Caxias do Sul 04/12/2024

As pandemias na literatura

Escritores têm usado o pano de fundo da tragédia das "pestes" para produzir obras clássicas, que advertem
Produzido por Marcos Fernando Kirst, 18/03/2020 às 10:10:12
As pandemias na literatura
Visão apocalíptica da Peste pelo pintor belga Pieter Bruegel (1525 - 1569)
Foto: DIVULGAÇÃO

POR: Marcos Fernando Kirst

Pandemias como esta do coronavírus, que estamos vivenciando no planeta todo, não são novidade e nem raras na história da humanidade. O que choca é a violência da necessidade de transmutação urgente e radical do cotidiano em vistas a enfrentar e amenizar a propagação da transmissão do vírus e debelar seus efeitos, minimizando riscos e mortes. Os livros são repletos de obras cujos cenários têm como pano de fundo esses momentos traumáticos causados por aquilo que se convencionou, no passado, a cunhar como “peste”.

O escritor italiano Giovanni Boccaccio (1313 - 1375), por exemplo, se vale da terrível peste que assolou a Itália no ano de 1348 para tecer a linha condutora de sua obra máxima, o “Decamerão”. Nela, um grupo de dez jovens florentinos (sete moças e três rapazes) decide se autoenclausurar dentro de um castelo abandonado nos arredores de Florença (cidade altamente assolada pelo morticínio causado pela doença) para vivenciar uma quarentena que os colocaria a salvo. Para passar o tempo, inventam um jogo baseado na narração alternada de histórias e contos temáticos, ao longo de dez dias (daí o termo “decamerão). Como são dez os narradores, o livro é composto por um total de cem contos medievais compilados e inventados por Boccaccio.
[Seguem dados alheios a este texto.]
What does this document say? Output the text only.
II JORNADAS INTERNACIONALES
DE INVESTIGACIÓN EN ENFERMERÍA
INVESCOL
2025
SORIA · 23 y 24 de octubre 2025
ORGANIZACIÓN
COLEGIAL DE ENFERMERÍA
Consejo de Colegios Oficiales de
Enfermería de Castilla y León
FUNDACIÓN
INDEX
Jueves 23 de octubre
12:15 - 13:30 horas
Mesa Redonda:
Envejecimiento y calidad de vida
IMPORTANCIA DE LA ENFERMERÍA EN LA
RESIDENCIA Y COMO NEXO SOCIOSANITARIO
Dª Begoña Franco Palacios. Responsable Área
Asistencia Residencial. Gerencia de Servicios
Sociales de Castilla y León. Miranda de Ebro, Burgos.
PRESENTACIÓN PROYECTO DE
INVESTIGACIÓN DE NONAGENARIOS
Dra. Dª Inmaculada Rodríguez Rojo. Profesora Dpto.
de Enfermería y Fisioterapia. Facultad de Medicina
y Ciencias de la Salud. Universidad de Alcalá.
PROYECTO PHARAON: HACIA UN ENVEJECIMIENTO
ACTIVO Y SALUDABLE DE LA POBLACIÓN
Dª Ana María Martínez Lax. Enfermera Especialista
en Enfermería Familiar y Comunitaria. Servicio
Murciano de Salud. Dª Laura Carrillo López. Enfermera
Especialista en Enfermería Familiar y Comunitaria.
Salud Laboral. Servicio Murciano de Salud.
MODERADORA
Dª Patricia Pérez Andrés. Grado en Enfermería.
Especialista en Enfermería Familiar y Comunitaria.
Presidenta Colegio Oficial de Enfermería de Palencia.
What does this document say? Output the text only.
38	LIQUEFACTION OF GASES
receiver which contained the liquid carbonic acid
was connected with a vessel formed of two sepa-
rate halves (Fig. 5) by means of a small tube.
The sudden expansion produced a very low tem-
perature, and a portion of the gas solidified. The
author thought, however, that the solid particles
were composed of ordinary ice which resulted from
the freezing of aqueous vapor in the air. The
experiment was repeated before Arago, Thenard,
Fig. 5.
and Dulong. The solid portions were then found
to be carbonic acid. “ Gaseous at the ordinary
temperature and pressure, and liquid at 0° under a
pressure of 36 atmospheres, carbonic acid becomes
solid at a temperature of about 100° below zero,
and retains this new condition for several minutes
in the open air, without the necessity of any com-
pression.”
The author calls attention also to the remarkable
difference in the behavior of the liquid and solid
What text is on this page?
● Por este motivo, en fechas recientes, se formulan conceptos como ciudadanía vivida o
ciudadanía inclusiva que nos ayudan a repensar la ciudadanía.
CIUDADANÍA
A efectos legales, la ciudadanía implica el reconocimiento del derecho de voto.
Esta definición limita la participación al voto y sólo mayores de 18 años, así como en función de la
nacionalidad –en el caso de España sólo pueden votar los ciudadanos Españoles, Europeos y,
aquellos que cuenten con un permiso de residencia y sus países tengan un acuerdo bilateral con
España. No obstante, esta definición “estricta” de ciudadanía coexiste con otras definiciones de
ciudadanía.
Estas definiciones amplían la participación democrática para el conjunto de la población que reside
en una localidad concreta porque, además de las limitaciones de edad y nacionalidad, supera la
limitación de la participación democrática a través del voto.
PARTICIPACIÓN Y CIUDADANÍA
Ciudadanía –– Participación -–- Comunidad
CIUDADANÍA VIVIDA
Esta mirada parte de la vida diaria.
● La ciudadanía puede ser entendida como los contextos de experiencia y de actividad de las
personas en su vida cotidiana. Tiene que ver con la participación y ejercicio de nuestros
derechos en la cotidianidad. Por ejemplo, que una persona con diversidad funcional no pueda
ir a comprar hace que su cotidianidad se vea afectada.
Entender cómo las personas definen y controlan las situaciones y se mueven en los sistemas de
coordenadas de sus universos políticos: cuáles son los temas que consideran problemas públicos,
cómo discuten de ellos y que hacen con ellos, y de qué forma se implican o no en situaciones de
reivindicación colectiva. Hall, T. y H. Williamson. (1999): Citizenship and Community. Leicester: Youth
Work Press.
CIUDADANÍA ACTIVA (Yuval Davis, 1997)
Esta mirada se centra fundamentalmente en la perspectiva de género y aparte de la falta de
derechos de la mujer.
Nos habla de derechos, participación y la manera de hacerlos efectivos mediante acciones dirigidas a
O final da história é feliz, resultando em dez alegres sobreviventes satisfeitos com o compartilhar de excelentes narrativas, e, o principal, vivos e saudáveis.

Já o escritor, jornalista e biógrafo inglês Daniel Defoe (1660 - 1731), cuja vasta obra legada à posteridade inclui os afamados “Robinson Crusoé” e “Moll Flanders”, dedicou-se a produzir um extenso e detalhado relato dos efeitos da famosa “Grande Peste” sobre Londres, ocorrida em 1665. “O Diário do Ano da Peste” é rico em detalhes sociais, econômicos e humanos a respeito do que foi o caos instalado na grande metrópole mundial durante a vigência da praga (a peste bubônica, transmitida por pulgas que infestavam os ratos, também populosos habitantes da cidade) que dizimou 68.590 vidas.

A adoção de medidas aparentemente radicais de controle, de cerceamento de aglomerações e de enclausuramento dentro de casa, minimizando o contato humano, é a mais eficaz arma que se possui para evitar a repetição das tragédias históricas relatadas nos livros e jornais antigos. O aparente exagero das medidas pode, sim, ser a medida certa para o evitar da catástrofe. Não desejamos a necessidade de um novo relato a la Daniel Defoe para entrarmos para a História. Podemos entrar nela pela porta da frente, mostrando que aprendemos as lições do passado e sabemos usar seus exemplos para transformar para melhor o presente e o nosso futuro.